To do everything you can to create an environment where sexual assault is unacceptable, and all survivors are supported.
The response has been overwhelming. More than 300 campuses have hosted over 1,000 It’s on Us events, and nearly 300 colleges and universities have created their own It’s on Us public service announcements, reaching millions of people online and at football and basketball games.
But this year, we want to do even more. That’s why between November 8th to November 14th, I’m traveling across the country calling for a Week of Action to get more students involved.
This week, the University of Wisconsin is hosting an It’s on Us flag football game with student athletes, members of Greek organizations, and other student groups. At Stonehill College in Massachusetts, students, faculty, and staff are wearing nametags that say how they have been affected by sexual assault: “I am a survivor,” and “I will not be a passive bystander.” Middle Tennessee State University is hosting discussions in the student center and online about consent and stopping sexual violence.
In addition to taking the pledge, consider other steps:
Organize drives to get more students to take the It’s on Us Pledge.
Ask businesses, libraries, hospitals to display an It’s on Us logo.
Encourage sports teams, fraternities, sororities, bands, and other student organizations to get involved.
Hold press conferences and roundtables with school administrators and community leaders about campus sexual assault.

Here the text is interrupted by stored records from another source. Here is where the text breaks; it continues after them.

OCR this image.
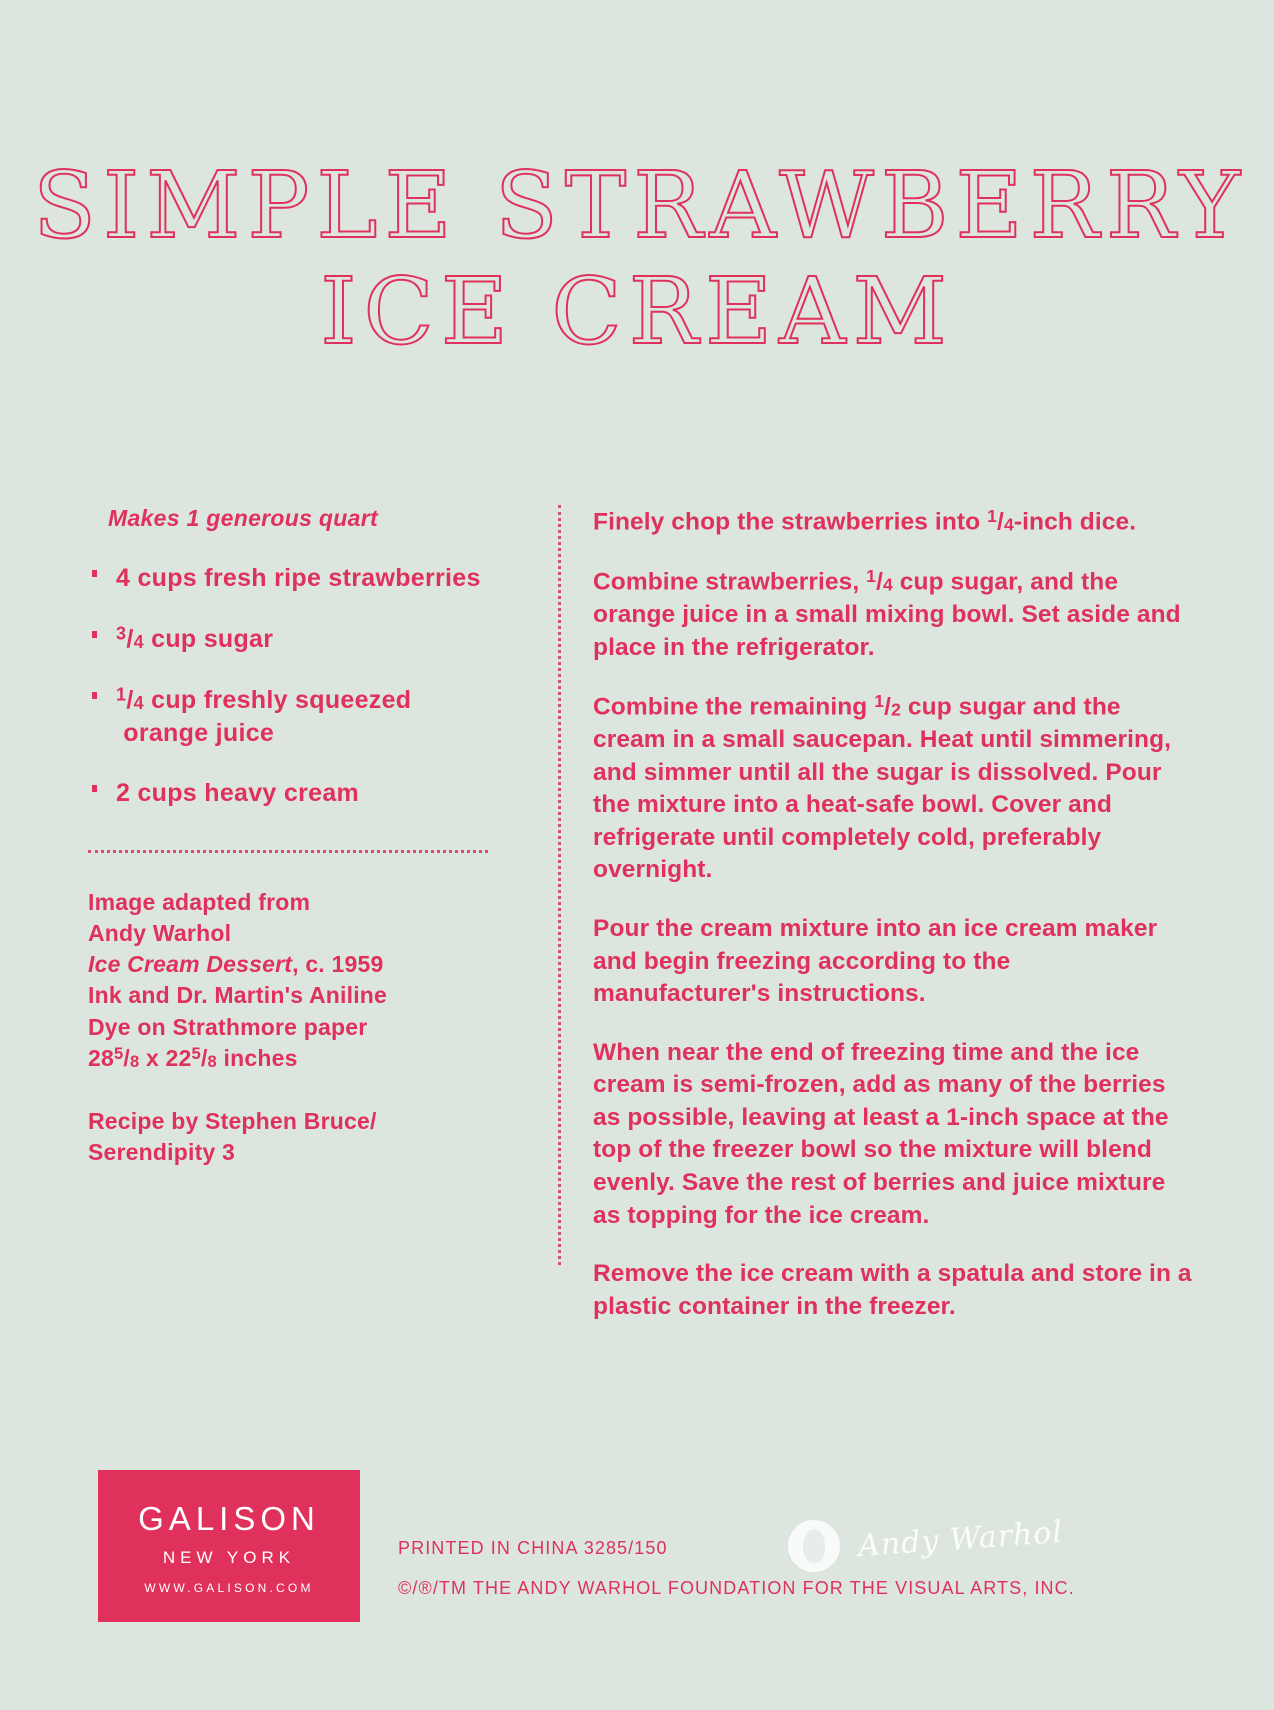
SIMPLE STRAWBERRY
ICE CREAM
Makes 1 generous quart
4 cups fresh ripe strawberries
$^3/_4$ cup sugar
$^1/_4$ cup freshly squeezed
orange juice
2 cups heavy cream
Image adapted from
Andy Warhol
Ice Cream Dessert, c. 1959
Ink and Dr. Martin's Aniline
Dye on Strathmore paper
$28^5/_8$ x $22^5/_8$ inches
Recipe by Stephen Bruce/
Serendipity 3

Finely chop the strawberries into $^1/_4$-inch dice.

Combine strawberries, $^1/_4$ cup sugar, and the orange juice in a small mixing bowl. Set aside and place in the refrigerator.

Combine the remaining $^1/_2$ cup sugar and the cream in a small saucepan. Heat until simmering, and simmer until all the sugar is dissolved. Pour the mixture into a heat-safe bowl. Cover and refrigerate until completely cold, preferably overnight.

Pour the cream mixture into an ice cream maker and begin freezing according to the manufacturer's instructions.

When near the end of freezing time and the ice cream is semi-frozen, add as many of the berries as possible, leaving at least a 1-inch space at the top of the freezer bowl so the mixture will blend evenly. Save the rest of berries and juice mixture as topping for the ice cream.

Remove the ice cream with a spatula and store in a plastic container in the freezer.

GALISON
NEW YORK
WWW.GALISON.COM
PRINTED IN CHINA 3285/150
©/®/TM THE ANDY WARHOL FOUNDATION FOR THE VISUAL ARTS, INC.
Andy Warhol
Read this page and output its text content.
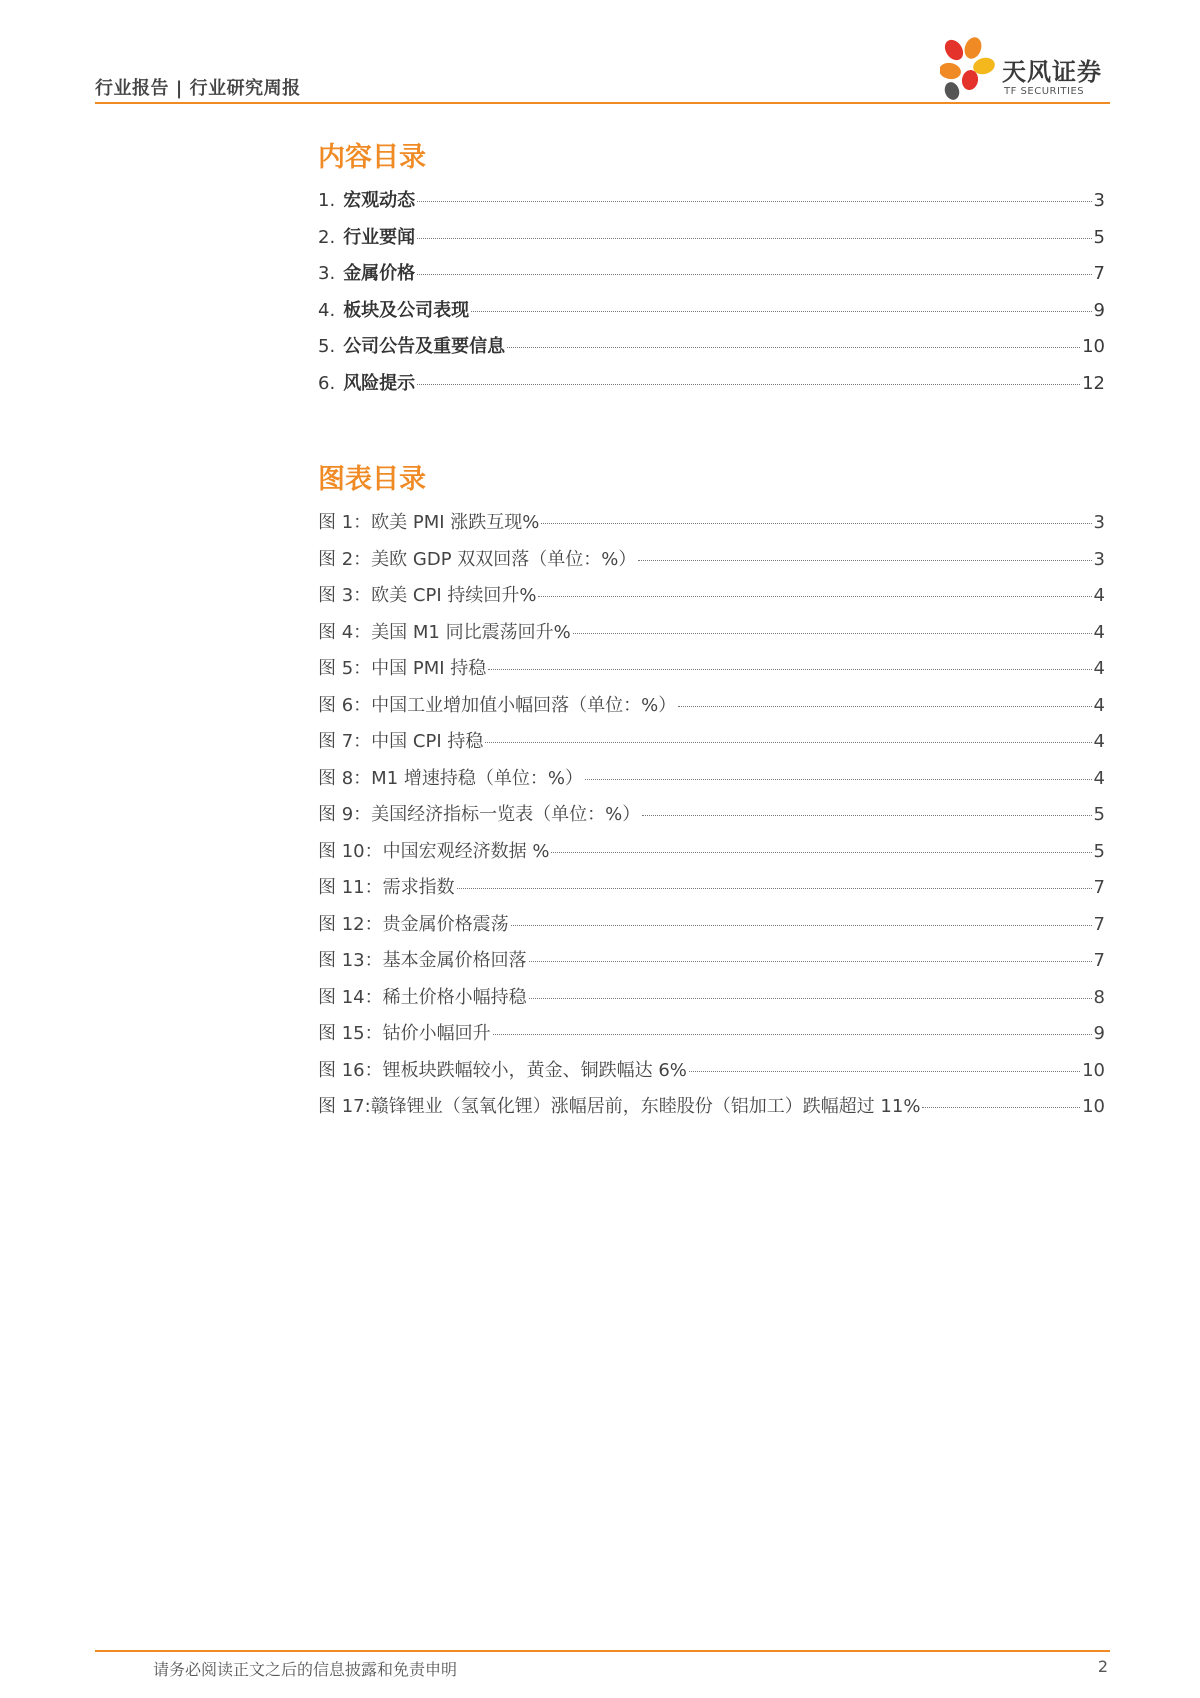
行业报告 | 行业研究周报
天风证券
TF SECURITIES
内容目录
1. 宏观动态	3
2. 行业要闻	5
3. 金属价格	7
4. 板块及公司表现	9
5. 公司公告及重要信息	10
6. 风险提示	12
图表目录
图 1：欧美 PMI 涨跌互现%	3
图 2：美欧 GDP 双双回落（单位：%）	3
图 3：欧美 CPI 持续回升%	4
图 4：美国 M1 同比震荡回升%	4
图 5：中国 PMI 持稳	4
图 6：中国工业增加值小幅回落（单位：%）	4
图 7：中国 CPI 持稳	4
图 8：M1 增速持稳（单位：%）	4
图 9：美国经济指标一览表（单位：%）	5
图 10：中国宏观经济数据 %	5
图 11：需求指数	7
图 12：贵金属价格震荡	7
图 13：基本金属价格回落	7
图 14：稀土价格小幅持稳	8
图 15：钴价小幅回升	9
图 16：锂板块跌幅较小，黄金、铜跌幅达 6%	10
图 17:赣锋锂业（氢氧化锂）涨幅居前，东睦股份（铝加工）跌幅超过 11%	10
请务必阅读正文之后的信息披露和免责申明	2
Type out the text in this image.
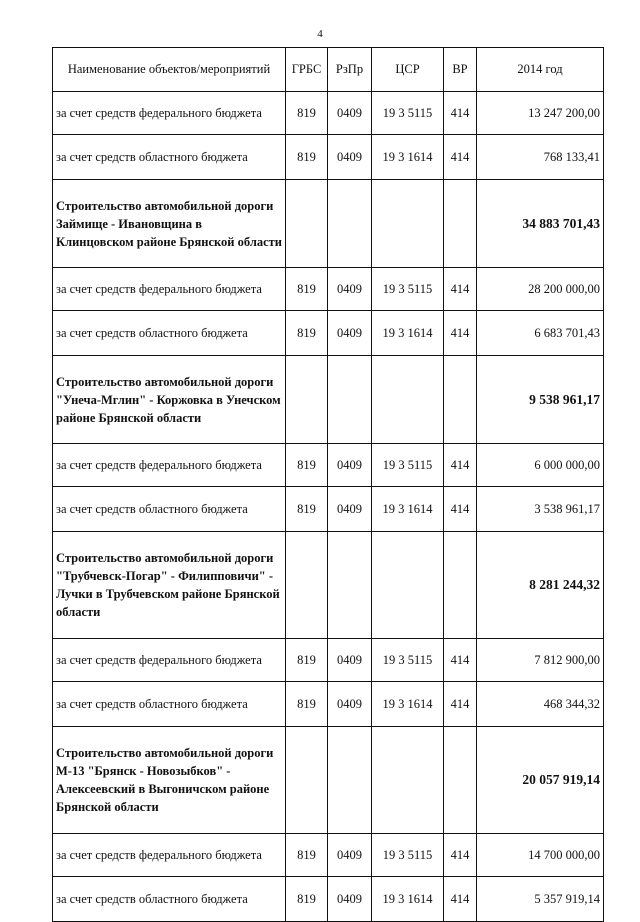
4
Наименование объектов/мероприятий	ГРБС	РзПр	ЦСР	ВР	2014 год
за счет средств федерального бюджета	819	0409	19 3 5115	414	13 247 200,00
за счет средств областного бюджета	819	0409	19 3 1614	414	768 133,41
Строительство автомобильной дороги Займище - Ивановщина в Клинцовском районе Брянской области					34 883 701,43
за счет средств федерального бюджета	819	0409	19 3 5115	414	28 200 000,00
за счет средств областного бюджета	819	0409	19 3 1614	414	6 683 701,43
Строительство автомобильной дороги "Унеча-Мглин" - Коржовка в Унечском районе Брянской области					9 538 961,17
за счет средств федерального бюджета	819	0409	19 3 5115	414	6 000 000,00
за счет средств областного бюджета	819	0409	19 3 1614	414	3 538 961,17
Строительство автомобильной дороги "Трубчевск-Погар" - Филипповичи" - Лучки в Трубчевском районе Брянской области					8 281 244,32
за счет средств федерального бюджета	819	0409	19 3 5115	414	7 812 900,00
за счет средств областного бюджета	819	0409	19 3 1614	414	468 344,32
Строительство автомобильной дороги М-13 "Брянск - Новозыбков" - Алексеевский в Выгоничском районе Брянской области					20 057 919,14
за счет средств федерального бюджета	819	0409	19 3 5115	414	14 700 000,00
за счет средств областного бюджета	819	0409	19 3 1614	414	5 357 919,14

Use social media to spread the word using #ItsonUs.
You have to demand that your Universities be held accountable. President Obama and I have made it crystal clear that schools that fail in this responsibility are in violation of Title IX and risk federal investigation and financial penalties. And each of you can make it clear that you expect nothing less.
I also encourage your colleges to partner with local rape crisis centers, local law enforcement, and women’s health centers to coordinate a robust community response and ensure that victims are supported in every way possible.
We have more to do to change the culture that asks the wrong questions, like why were you there? What were you wearing? Were you drinking?
We have to ask the right questions—What made him think that he could do what he did without my consent? Why on Earth did no one stop him instead of standing by? What can we do to make sure everyone has the courage to speak up, intervene, prevent and end sexual assault once and for all?
You know that survivors are not statistics. They’re our sisters; they’re our classmates; they’re our friends. They’re at every university, every college, in every community—large and small. For all of them, everywhere, we can and we must end sexual and dating violence on campus.
But we can’t do it without you. Visit http://www.itsonus.org to find out how what you can do during this Week of Action and throughout the school year.
It’s on me. It’s on you. It’s on us—and it’s within our power to end sexual violence on campus once and for all.